JP: Right. Well, we did start the book with something that Flora discovered, which has to do with cell phone conversations — ironically enough, what I’m doing right now with you. I’m probably annoying people near me in my office.
FL: Yeah, I don’t know if everybody in the world is annoyed by this, but there does seem to be a biological component to why we might get annoyed by cell phone conversations. I would have thought this is just a rudeness issue: somehow we decided that it’s rude and so that’s why it’s annoying. But, it turns out that there are researchers who actually studied this and one of the questions they asked was, “What’s your brain doing when you’re hearing half a cell phone conversation, and is it different from hearing just intermittent noise?” It seems like it is, because when they played garbled cell phone conversations for people in this study, they didn’t get annoyed. But when they played the speech of a “halfalogue” as the researchers dubbed it, people did get distracted and they performed worse on their tasks.

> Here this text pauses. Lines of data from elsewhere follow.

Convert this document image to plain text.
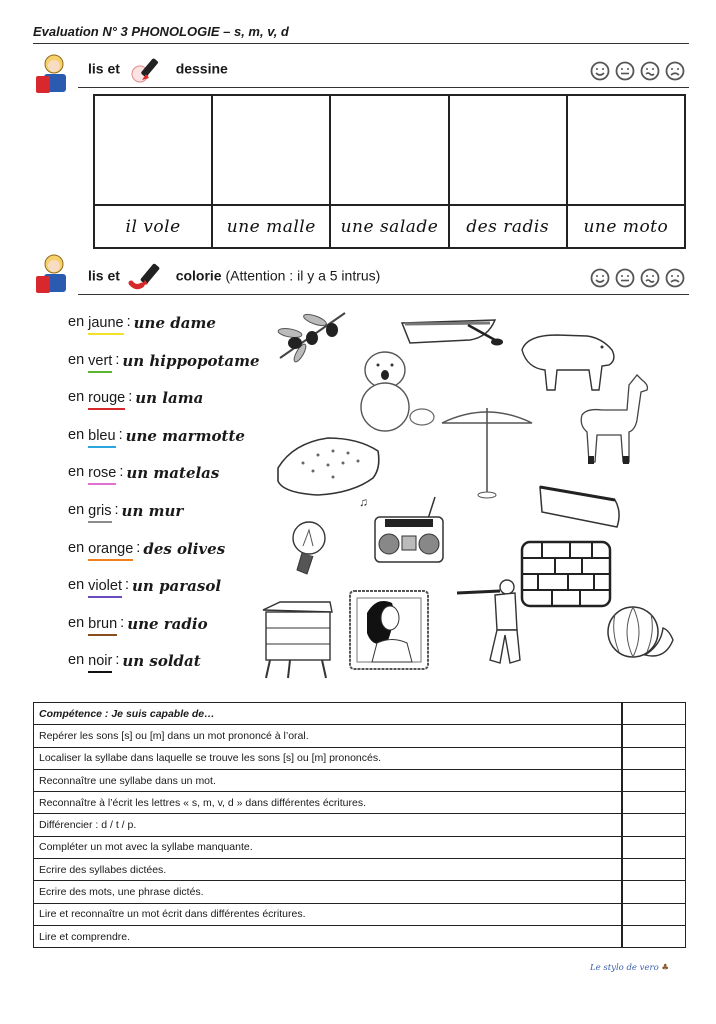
Evaluation N° 3 PHONOLOGIE – s, m, v, d
lis et	dessine

il vole	une malle	une salade	des radis	une moto
lis et	colorie (Attention : il y a 5 intrus)
en jaune : une dame
en vert : un hippopotame
en rouge : un lama
en bleu : une marmotte
en rose : un matelas
en gris : un mur
en orange : des olives
en violet : un parasol
en brun : une radio
en noir : un soldat
♫
Compétence : Je suis capable de…	
Repérer les sons [s] ou [m] dans un mot prononcé à l’oral.	
Localiser la syllabe dans laquelle se trouve les sons [s] ou [m] prononcés.	
Reconnaître une syllabe dans un mot.	
Reconnaître à l’écrit les lettres « s, m, v, d » dans différentes écritures.	
Différencier : d / t / p.	
Compléter un mot avec la syllabe manquante.	
Ecrire des syllabes dictées.	
Ecrire des mots, une phrase dictés.	
Lire et reconnaître un mot écrit dans différentes écritures.	
Lire et comprendre.	
Le stylo de vero ♣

(More on TIME.com: “Why Hearing Half of a Cell-Phone Conversation Drives You Nuts”)
When you talk to linguists it makes sense because one thing the brain does when we hear speech is it works constantly to try to predict the next word out of the speaker’s mouth. And this is unconscious — you do this whether you want to or not. And when you’re hearing half of the conversation, it’s really hard to do that prediction because you don’t have all of the context. And so your brain is working a little bit harder, and that draws you in a little bit more and then you’re really less capable of doing the thing you want to be doing. And that seems to be part of what’s annoying. And so the researchers reasoned that maybe we think it’s rude because of this biological component of not being able to tune it out. We decided it’s rude because of the biology and not the other way around.